Another powerful way to express Bayes’ Theorem is in terms of odds instead of raw probabilities. Odds are just another way of describing how likely something is compared to its alternative. If the probability of an event is \(p=P(A)\), then the odds are:

\[\text{odds}(A) = \frac{p}{1 - p}\]

So if ( P(A) = 0.2 ), the odds are ( 0.2 / 0.8 = 0.25 ), which you can read as “one to four against.”

From Bayes’ Rule to Odds

Start with Bayes’ Theorem for both \(A\) and \(\neg A\):

\[P(A|B) = \frac{P(B|A)P(A)}{P(B|A)P(A) + P(B|\neg A)P(\neg A)}\] \[P(\neg A|B) = \frac{P(B|\neg A)P(\neg A)}{P(B|A)P(A) + P(B|\neg A)P(\neg A)}\]

Now form the ratio:

\[\frac{P(A|B)}{P(\neg A|B)} = \frac{\tfrac{P(B|A)P(A)}{P(B|A)P(A) + P(B|\neg A)P(\neg A)}} {\tfrac{P(B|\neg A)P(\neg A)}{P(B|A)P(A) + P(B|\neg A)P(\neg A)}}.\]

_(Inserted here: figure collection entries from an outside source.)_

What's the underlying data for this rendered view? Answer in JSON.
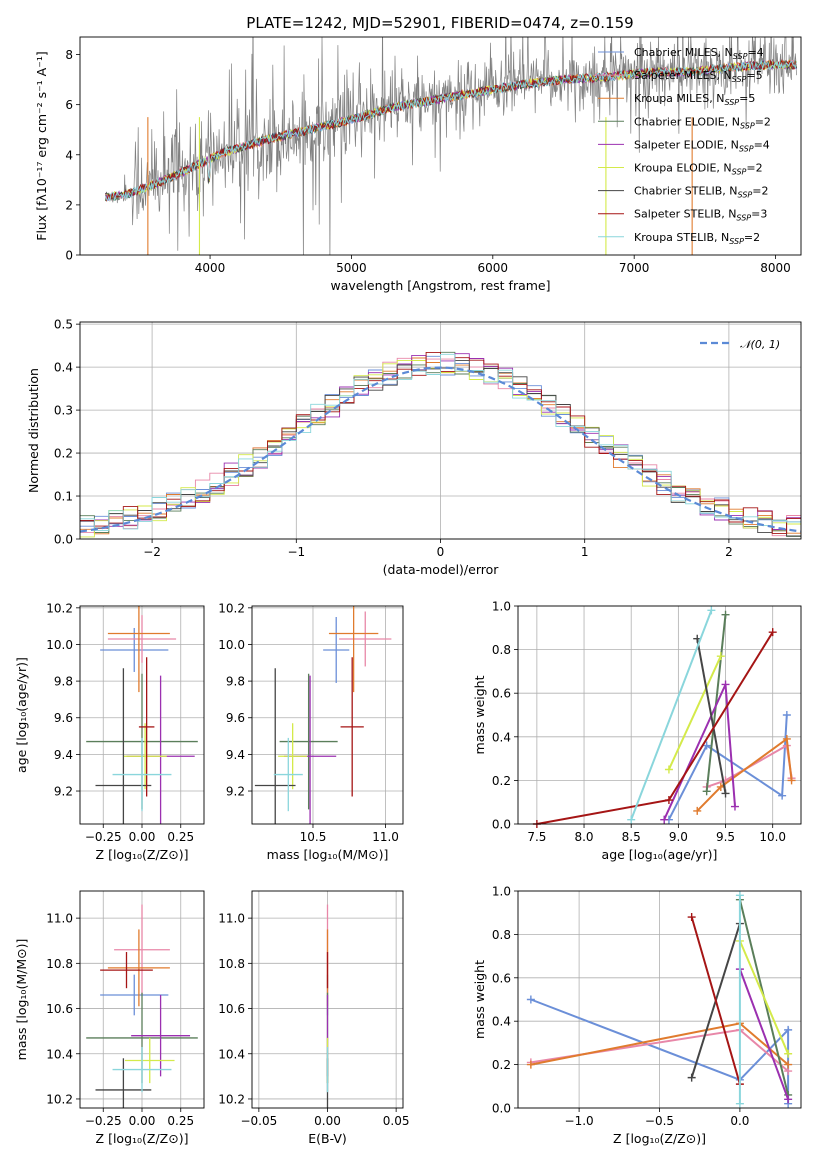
{
  "title": "PLATE=1242, MJD=52901, FIBERID=0474, z=0.159",
  "colors": {
    "Chabrier MILES": "#6b8fd8",
    "Salpeter MILES": "#e887a8",
    "Kroupa MILES": "#e07b2e",
    "Chabrier ELODIE": "#5a7e5a",
    "Salpeter ELODIE": "#9b30b0",
    "Kroupa ELODIE": "#d4ea4a",
    "Chabrier STELIB": "#454545",
    "Salpeter STELIB": "#a51515",
    "Kroupa STELIB": "#8ad6dc",
    "data": "#808080",
    "gaussian": "#5b8ad6",
    "grid": "#b0b0b0"
  },
  "chart_data": [
    {
      "id": "spectrum",
      "type": "line",
      "xlabel": "wavelength [Angstrom, rest frame]",
      "ylabel": "Flux [fλ10⁻¹⁷ erg cm⁻² s⁻¹ A⁻¹]",
      "xlim": [
        3080,
        8180
      ],
      "ylim": [
        0,
        8.7
      ],
      "xticks": [
        4000,
        5000,
        6000,
        7000,
        8000
      ],
      "yticks": [
        0,
        2,
        4,
        6,
        8
      ],
      "grid": false,
      "legend": "top-right",
      "legend_entries": [
        {
          "key": "Chabrier MILES",
          "label": "Chabrier MILES, N",
          "sub": "SSP",
          "tail": "=4"
        },
        {
          "key": "Salpeter MILES",
          "label": "Salpeter MILES, N",
          "sub": "SSP",
          "tail": "=5"
        },
        {
          "key": "Kroupa MILES",
          "label": "Kroupa MILES, N",
          "sub": "SSP",
          "tail": "=5"
        },
        {
          "key": "Chabrier ELODIE",
          "label": "Chabrier ELODIE, N",
          "sub": "SSP",
          "tail": "=2"
        },
        {
          "key": "Salpeter ELODIE",
          "label": "Salpeter ELODIE, N",
          "sub": "SSP",
          "tail": "=4"
        },
        {
          "key": "Kroupa ELODIE",
          "label": "Kroupa ELODIE, N",
          "sub": "SSP",
          "tail": "=2"
        },
        {
          "key": "Chabrier STELIB",
          "label": "Chabrier STELIB, N",
          "sub": "SSP",
          "tail": "=2"
        },
        {
          "key": "Salpeter STELIB",
          "label": "Salpeter STELIB, N",
          "sub": "SSP",
          "tail": "=3"
        },
        {
          "key": "Kroupa STELIB",
          "label": "Kroupa STELIB, N",
          "sub": "SSP",
          "tail": "=2"
        }
      ],
      "continuum": [
        [
          3250,
          2.3
        ],
        [
          3400,
          2.4
        ],
        [
          3600,
          2.8
        ],
        [
          3800,
          3.3
        ],
        [
          3950,
          3.7
        ],
        [
          4100,
          4.1
        ],
        [
          4400,
          4.6
        ],
        [
          4700,
          5.0
        ],
        [
          5000,
          5.4
        ],
        [
          5300,
          5.9
        ],
        [
          5600,
          6.2
        ],
        [
          5900,
          6.5
        ],
        [
          6200,
          6.8
        ],
        [
          6500,
          7.0
        ],
        [
          6800,
          7.1
        ],
        [
          7100,
          7.3
        ],
        [
          7400,
          7.3
        ],
        [
          7700,
          7.5
        ],
        [
          8000,
          7.6
        ],
        [
          8150,
          7.6
        ]
      ]
    },
    {
      "id": "residuals",
      "type": "histogram",
      "xlabel": "(data-model)/error",
      "ylabel": "Normed distribution",
      "xlim": [
        -2.5,
        2.5
      ],
      "ylim": [
        0,
        0.505
      ],
      "xticks": [
        -2,
        -1,
        0,
        1,
        2
      ],
      "yticks": [
        0,
        0.1,
        0.2,
        0.3,
        0.4,
        0.5
      ],
      "grid": true,
      "legend": "top-right",
      "gaussian_label": "𝒩(0, 1)",
      "bin_width": 0.1
    },
    {
      "id": "age-vs-Z",
      "type": "scatter",
      "xlabel": "Z [log₁₀(Z/Z⊙)]",
      "ylabel": "age  [log₁₀(age/yr)]",
      "xlim": [
        -0.4,
        0.4
      ],
      "ylim": [
        9.02,
        10.21
      ],
      "xticks": [
        -0.25,
        0.0,
        0.25
      ],
      "yticks": [
        9.2,
        9.4,
        9.6,
        9.8,
        10.0,
        10.2
      ],
      "grid": true,
      "points": [
        {
          "key": "Chabrier MILES",
          "x": -0.05,
          "xerr": 0.22,
          "y": 9.97,
          "yerr": 0.12
        },
        {
          "key": "Salpeter MILES",
          "x": 0.0,
          "xerr": 0.22,
          "y": 10.03,
          "yerr": 0.13
        },
        {
          "key": "Kroupa MILES",
          "x": -0.02,
          "xerr": 0.2,
          "y": 10.06,
          "yerr": 0.32
        },
        {
          "key": "Chabrier ELODIE",
          "x": 0.0,
          "xerr": 0.36,
          "y": 9.47,
          "yerr": 0.37
        },
        {
          "key": "Salpeter ELODIE",
          "x": 0.12,
          "xerr": 0.22,
          "y": 9.39,
          "yerr": 0.44
        },
        {
          "key": "Kroupa ELODIE",
          "x": 0.02,
          "xerr": 0.14,
          "y": 9.39,
          "yerr": 0.18
        },
        {
          "key": "Chabrier STELIB",
          "x": -0.12,
          "xerr": 0.18,
          "y": 9.23,
          "yerr": 0.64
        },
        {
          "key": "Salpeter STELIB",
          "x": 0.03,
          "xerr": 0.05,
          "y": 9.55,
          "yerr": 0.38
        },
        {
          "key": "Kroupa STELIB",
          "x": 0.0,
          "xerr": 0.19,
          "y": 9.29,
          "yerr": 0.2
        }
      ]
    },
    {
      "id": "age-vs-mass",
      "type": "scatter",
      "xlabel": "mass [log₁₀(M/M⊙)]",
      "ylabel": "",
      "xlim": [
        10.08,
        11.12
      ],
      "ylim": [
        9.02,
        10.21
      ],
      "xticks": [
        10.5,
        11.0
      ],
      "yticks": [
        9.2,
        9.4,
        9.6,
        9.8,
        10.0,
        10.2
      ],
      "grid": true,
      "points": [
        {
          "key": "Chabrier MILES",
          "x": 10.66,
          "xerr": 0.09,
          "y": 9.97,
          "yerr": 0.18
        },
        {
          "key": "Salpeter MILES",
          "x": 10.86,
          "xerr": 0.18,
          "y": 10.03,
          "yerr": 0.15
        },
        {
          "key": "Kroupa MILES",
          "x": 10.78,
          "xerr": 0.17,
          "y": 10.06,
          "yerr": 0.32
        },
        {
          "key": "Chabrier ELODIE",
          "x": 10.47,
          "xerr": 0.2,
          "y": 9.47,
          "yerr": 0.37
        },
        {
          "key": "Salpeter ELODIE",
          "x": 10.48,
          "xerr": 0.18,
          "y": 9.39,
          "yerr": 0.44
        },
        {
          "key": "Kroupa ELODIE",
          "x": 10.36,
          "xerr": 0.1,
          "y": 9.39,
          "yerr": 0.18
        },
        {
          "key": "Chabrier STELIB",
          "x": 10.24,
          "xerr": 0.14,
          "y": 9.23,
          "yerr": 0.64
        },
        {
          "key": "Salpeter STELIB",
          "x": 10.77,
          "xerr": 0.08,
          "y": 9.55,
          "yerr": 0.38
        },
        {
          "key": "Kroupa STELIB",
          "x": 10.33,
          "xerr": 0.1,
          "y": 9.29,
          "yerr": 0.2
        }
      ]
    },
    {
      "id": "weight-vs-age",
      "type": "line",
      "xlabel": "age  [log₁₀(age/yr)]",
      "ylabel": "mass weight",
      "xlim": [
        7.3,
        10.3
      ],
      "ylim": [
        0,
        1.0
      ],
      "xticks": [
        7.5,
        8.0,
        8.5,
        9.0,
        9.5,
        10.0
      ],
      "yticks": [
        0.0,
        0.2,
        0.4,
        0.6,
        0.8,
        1.0
      ],
      "grid": true,
      "series": [
        {
          "key": "Chabrier MILES",
          "x": [
            8.9,
            9.3,
            10.1,
            10.15
          ],
          "y": [
            0.02,
            0.36,
            0.13,
            0.5
          ]
        },
        {
          "key": "Salpeter MILES",
          "x": [
            9.3,
            9.5,
            10.15,
            10.2
          ],
          "y": [
            0.17,
            0.2,
            0.36,
            0.21
          ]
        },
        {
          "key": "Kroupa MILES",
          "x": [
            9.2,
            9.45,
            10.15,
            10.2
          ],
          "y": [
            0.06,
            0.17,
            0.39,
            0.2
          ]
        },
        {
          "key": "Chabrier ELODIE",
          "x": [
            9.3,
            9.5
          ],
          "y": [
            0.15,
            0.96
          ]
        },
        {
          "key": "Salpeter ELODIE",
          "x": [
            8.85,
            9.5,
            9.6
          ],
          "y": [
            0.02,
            0.64,
            0.08
          ]
        },
        {
          "key": "Kroupa ELODIE",
          "x": [
            8.9,
            9.45
          ],
          "y": [
            0.25,
            0.77
          ]
        },
        {
          "key": "Chabrier STELIB",
          "x": [
            9.2,
            9.5
          ],
          "y": [
            0.85,
            0.14
          ]
        },
        {
          "key": "Salpeter STELIB",
          "x": [
            7.5,
            8.9,
            10.0
          ],
          "y": [
            0.0,
            0.11,
            0.88
          ]
        },
        {
          "key": "Kroupa STELIB",
          "x": [
            8.5,
            9.35
          ],
          "y": [
            0.02,
            0.98
          ]
        }
      ]
    },
    {
      "id": "mass-vs-Z",
      "type": "scatter",
      "xlabel": "Z [log₁₀(Z/Z⊙)]",
      "ylabel": "mass [log₁₀(M/M⊙)]",
      "xlim": [
        -0.4,
        0.4
      ],
      "ylim": [
        10.16,
        11.12
      ],
      "xticks": [
        -0.25,
        0.0,
        0.25
      ],
      "yticks": [
        10.2,
        10.4,
        10.6,
        10.8,
        11.0
      ],
      "grid": true,
      "points": [
        {
          "key": "Chabrier MILES",
          "x": -0.05,
          "xerr": 0.22,
          "y": 10.66,
          "yerr": 0.09
        },
        {
          "key": "Salpeter MILES",
          "x": 0.0,
          "xerr": 0.18,
          "y": 10.86,
          "yerr": 0.2
        },
        {
          "key": "Kroupa MILES",
          "x": -0.02,
          "xerr": 0.2,
          "y": 10.78,
          "yerr": 0.17
        },
        {
          "key": "Chabrier ELODIE",
          "x": 0.0,
          "xerr": 0.36,
          "y": 10.47,
          "yerr": 0.2
        },
        {
          "key": "Salpeter ELODIE",
          "x": 0.12,
          "xerr": 0.19,
          "y": 10.48,
          "yerr": 0.18
        },
        {
          "key": "Kroupa ELODIE",
          "x": 0.05,
          "xerr": 0.16,
          "y": 10.37,
          "yerr": 0.1
        },
        {
          "key": "Chabrier STELIB",
          "x": -0.12,
          "xerr": 0.18,
          "y": 10.24,
          "yerr": 0.14
        },
        {
          "key": "Salpeter STELIB",
          "x": -0.1,
          "xerr": 0.17,
          "y": 10.77,
          "yerr": 0.08
        },
        {
          "key": "Kroupa STELIB",
          "x": 0.0,
          "xerr": 0.19,
          "y": 10.33,
          "yerr": 0.1
        }
      ]
    },
    {
      "id": "mass-vs-ebv",
      "type": "scatter",
      "xlabel": "E(B-V)",
      "ylabel": "",
      "xlim": [
        -0.055,
        0.055
      ],
      "ylim": [
        10.16,
        11.12
      ],
      "xticks": [
        -0.05,
        0.0,
        0.05
      ],
      "yticks": [
        10.2,
        10.4,
        10.6,
        10.8,
        11.0
      ],
      "grid": true,
      "points": [
        {
          "key": "Chabrier MILES",
          "x": 0.0,
          "xerr": 0,
          "y": 10.66,
          "yerr": 0.09
        },
        {
          "key": "Salpeter MILES",
          "x": 0.0,
          "xerr": 0,
          "y": 10.86,
          "yerr": 0.2
        },
        {
          "key": "Kroupa MILES",
          "x": 0.0,
          "xerr": 0,
          "y": 10.78,
          "yerr": 0.17
        },
        {
          "key": "Chabrier ELODIE",
          "x": 0.0,
          "xerr": 0,
          "y": 10.47,
          "yerr": 0.2
        },
        {
          "key": "Salpeter ELODIE",
          "x": 0.0,
          "xerr": 0,
          "y": 10.48,
          "yerr": 0.18
        },
        {
          "key": "Kroupa ELODIE",
          "x": 0.0,
          "xerr": 0,
          "y": 10.37,
          "yerr": 0.1
        },
        {
          "key": "Chabrier STELIB",
          "x": 0.0,
          "xerr": 0,
          "y": 10.24,
          "yerr": 0.14
        },
        {
          "key": "Salpeter STELIB",
          "x": 0.0,
          "xerr": 0,
          "y": 10.77,
          "yerr": 0.08
        },
        {
          "key": "Kroupa STELIB",
          "x": 0.0,
          "xerr": 0,
          "y": 10.33,
          "yerr": 0.1
        }
      ]
    },
    {
      "id": "weight-vs-Z",
      "type": "line",
      "xlabel": "Z [log₁₀(Z/Z⊙)]",
      "ylabel": "mass weight",
      "xlim": [
        -1.38,
        0.38
      ],
      "ylim": [
        0,
        1.0
      ],
      "xticks": [
        -1.0,
        -0.5,
        0.0
      ],
      "yticks": [
        0.0,
        0.2,
        0.4,
        0.6,
        0.8,
        1.0
      ],
      "grid": true,
      "series": [
        {
          "key": "Chabrier MILES",
          "x": [
            -1.3,
            0.0,
            0.3,
            0.3
          ],
          "y": [
            0.5,
            0.13,
            0.36,
            0.02
          ]
        },
        {
          "key": "Salpeter MILES",
          "x": [
            -1.3,
            0.0,
            0.3
          ],
          "y": [
            0.21,
            0.36,
            0.17
          ]
        },
        {
          "key": "Kroupa MILES",
          "x": [
            -1.3,
            0.0,
            0.3
          ],
          "y": [
            0.2,
            0.39,
            0.2
          ]
        },
        {
          "key": "Chabrier ELODIE",
          "x": [
            0.0,
            0.3
          ],
          "y": [
            0.96,
            0.06
          ]
        },
        {
          "key": "Salpeter ELODIE",
          "x": [
            0.0,
            0.3
          ],
          "y": [
            0.64,
            0.04
          ]
        },
        {
          "key": "Kroupa ELODIE",
          "x": [
            0.0,
            0.3
          ],
          "y": [
            0.77,
            0.25
          ]
        },
        {
          "key": "Chabrier STELIB",
          "x": [
            -0.3,
            0.0
          ],
          "y": [
            0.14,
            0.85
          ]
        },
        {
          "key": "Salpeter STELIB",
          "x": [
            -0.3,
            0.0
          ],
          "y": [
            0.88,
            0.11
          ]
        },
        {
          "key": "Kroupa STELIB",
          "x": [
            0.0,
            0.0
          ],
          "y": [
            0.02,
            0.98
          ]
        }
      ]
    }
  ]
}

The denominators cancel, leaving:

\[\frac{P(A|B)}{P(\neg A|B)} = \frac{P(B|A)P(A)}{P(B|\neg A)P(\neg A)}.\]

Finally, separate into two ratios:

\[\frac{P(A|B)}{P(\neg A|B)} = \frac{P(A)}{P(\neg A)} \times \frac{P(B|A)}{P(B|\neg A)}.\]

Notice the ratios that appear:

  • The prior odds:
\[\frac{P(A)}{P(\neg A)}\]
  • The Bayes factor (how strongly the evidence favors A over ¬A):
\[\frac{P(B|A)}{P(B|\neg A)}\]
  • The posterior odds:
\[\dfrac{P(A \mid B)}{P(\neg A \mid B)}\]

So now, we can translate this to words:

\[\text{Posterior odds} = \text{Prior odds} \times \text{Bayes factor}\]

Why This Matters

This form is elegant because:

  • You don’t need to compute messy denominators.
  • Updating is multiplicative: every new piece of evidence just multiplies your odds by another Bayes factor.
  • It’s easier to see the “weight of evidence” — a Bayes factor greater than 1 shifts belief toward A, while less than 1 shifts it away.

For practical Bayesian reasoning, especially when evidence comes in sequentially, thinking in terms of odds and Bayes factors often feels much more natural.